The purchasing power of the Dutch population rose by an average of 2.8 percent in 2007, but there are significant differences between the various socio-economic groups. Over 18 percent of the population saw their purchasing power increase by more than 15 percent, whereas nearly 9 percent had to cope with a loss of purchasing power of at least 15 percent.
Change in purchasing power by income source, 2007*
Position on the labour market important
Major changes in purchasing power arise, if a person’s position on the labour market changes. The purchasing power of social security recipients who managed to find a job, for example, rose significantly in 2007; on average, by about 17 percent. Incomes of social security recipients who did not manage to find a job improved by only 1.5 percent.

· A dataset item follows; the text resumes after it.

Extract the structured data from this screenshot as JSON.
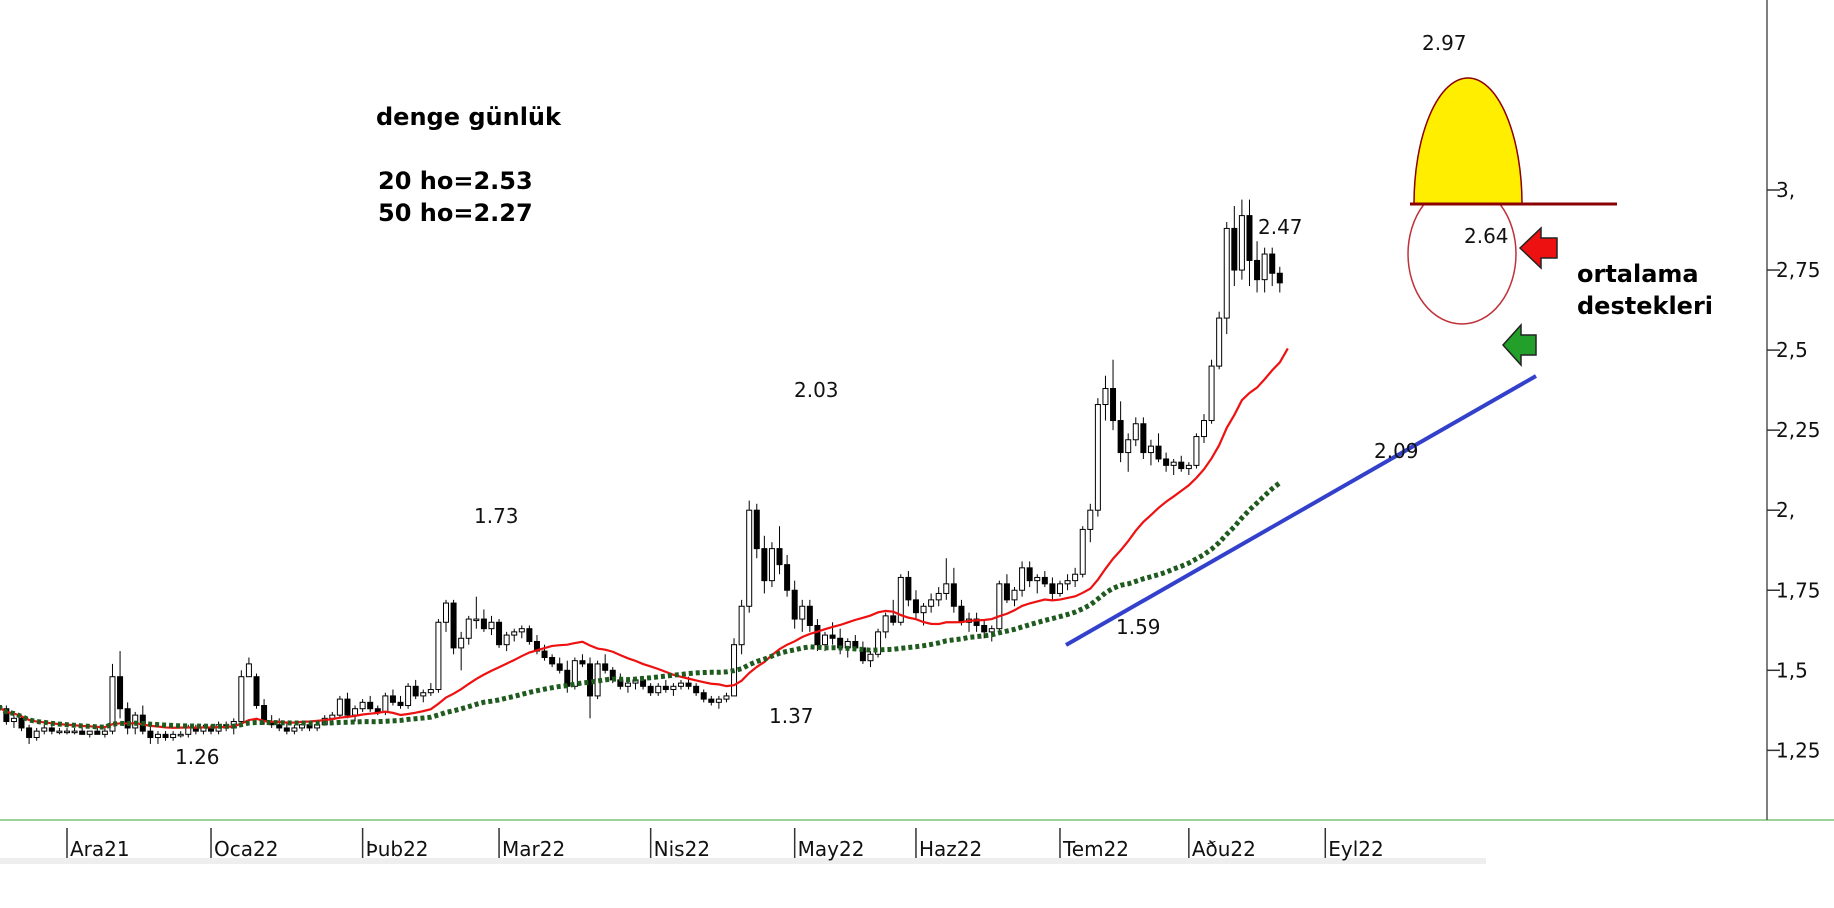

Change in purchasing power 2007* by main source of income in 2006
A person’s income may change considerably from one year to the next, even if their position on the labour market does not change. Incomes of self-employed are performance-related. Consequently, their purchasing power may vary considerably from year to year.
Nearly 15 percent of self-employed saw their purchasing power plummet by over 15 percent. At the same time, nearly one quarter improved their incomes by more than 15 percent. The average income increase of self-employed in the Netherlands was 2.7 percent in 2007.
Purchasing power 1997-2007*
Effect of economic situation on purchasing power
Changes in purchasing power are strongly affected by the economic situation. When the economy is booming, the purchasing power of most people will increase. Wages and social benefits go up, there is more paid overtime work and it is easier for people to find a job or improve their position on the labour market.